RKUHP belum mempertimbangkan dampak kelembagaan jangka panjang pada upaya reformasi di bidang keadilan, kesehatan, pendidikan, dan kesejahteraan pada perempuan dan kelompok marjinal. Jika disahkan, RKUHP akan berdampak lebih luas yang mempengaruhi ketenteraman, keamanan, dan kesejahteraan hidup semua warga negara Indonesia tanpa melihat usia, jenis kelamin, agama, suku, dan golongan.

Sementara itu, kebijakan yang berpotensi melindungi perempuan dan kelompok marginal di masyarakat justru diabaikan. Hal itu bisa terlihat pada 2017, RUU tentang Perlindungan Pekerja Rumah Tangga (RUU PPRT) dan RUU tentang Keadilan dan Kesetaraan Gender (RUU KKG) tidak menjadi prioritas program legislasi nasional 2018.

Padahal keduanya merupakan RUU yang strategis untuk mewujudkan kesetaraan gender dan memberdayakan perempuan di Indonesia, dan telah terlalu lama tertunda. RUU Perlindungan Pekerja Rumah Tangga (RUU PRT) sudah dinanti pembahasannya sejak 13 tahun silam.

Penundaan pembahasan RUU PRT menyebabkan Pekerja Rumah Tangga belum memiliki perlindungan hukum untuk mengatasi kerentanannya dari tindak kekerasan, eksploitasi kerja hingga perbudakan modern. Upah yang rendah, ketidakpastian hari libur dan cuti, serta pemutusan hubungan kerja secara sepihak masih dialami oleh pekerja rumah tangga.

Pembahasan kebijakan yang diharapkan berpihak pada korban kekerasan pun belum terwujud. Dalam RUU Penghapusan Kekerasan Seksual, pendefinisian kekerasan seksual mengesampingkan fakta penderitaan yang dialami oleh korban secara fisik maupun psikis. Pasca-pembahasan di DPR, sejumlah bentuk kekerasan seksual dihilangkan, yaitu ancaman (intimidasi) secara seksual (seperti: ancaman perkosaan) dan penghukuman secara seksual (seperti kasus arak bugil), padahal kejahatan ini nyata terjadi di dalam masyarakat.

Pencabulan, merupakan salah satu bentuk kejahatan yang nyata terjadi di dalam masyarakat. Oleh karenanya tindak kejahatan pencabulan, ancaman/intimidasi secara seksual , dan penghukuman secara seksual perlu dimasukkan dalam RUU Kekerasan seksual.
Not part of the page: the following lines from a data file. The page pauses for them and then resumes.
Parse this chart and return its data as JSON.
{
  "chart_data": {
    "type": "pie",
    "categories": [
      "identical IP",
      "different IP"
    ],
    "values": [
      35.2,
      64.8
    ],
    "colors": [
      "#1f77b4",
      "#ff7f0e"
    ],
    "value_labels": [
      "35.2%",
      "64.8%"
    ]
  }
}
8 Tuntutan yang Diperjuangkan Oleh Kaum Perempuan

Melihat hal tersebut ada 8 tuntutan yang diperjuangkan oleh kaum perempuan, saat Parade Juang 8 Maret 2018. Di antaranya:

 

  1. Negara harus segera mencabut beragam bentuk kebijakan dan peraturan yang diskriminatif baik terhadap perempuan, kelompok rentan dan warga negara secara keseluruhan. Stop pembahasan RKUHP; Cabut UU MD3; Hapus PP 78 tahun 2015 tentang Pengupahan.
  2. Hentikan persekusi, diskriminasi, kekerasan, dan pemidanaan terhadap kelompok LGBT, aliran kepercayaan, korban NAPZA, masyarakat adat, kelompok kesenian, serta kelompok marginal lain di masyarakat.
  3. Pemerintah untuk segera menyelesaikan kasus pelanggaran HAM berat masa lalu baik melalui mekanisme yudisial maupun non yudisial. Memperkuat UU No. 26 tahun 2000 tentang pengadilan HAM. Di mana amandemen UU ini juga telah masuk dalam daftar Program Legislasi Nasional 2015 – 2016, dan menolak ketentuan pelanggaran HAM berat dalam RKUHP.
  4. Wujudkan segera UU untuk menghapus kekerasan seksual yang berpihak pada korban dan segera sahkan RUU tentang Keadilan dan Kesetaraan Gender (RUU KKG). 
  5. Segera sahkan UU Perlindungan Pekerja Rumah Tangga serta ratifikasi konvensi ILO 189.
  6. Wujudkan fasilitas layanan kesehatan, termasuk kesehatan reproduksi yang layak dan bebas diskriminasi pada korban NAPZA, perempuan, kelompok difabel dan kelompok marginal lainnya.
  7. Wujudkan kebebasan hak berorganisasi dan berserikat. Jaminan kepastian kerja bagi buruh dan perlindungan terhadap pelaksanaan hak maternitas buruh.
  8. Wujudkan Politik Pemilu dan Pilkada yang bebas dari Politik SARA.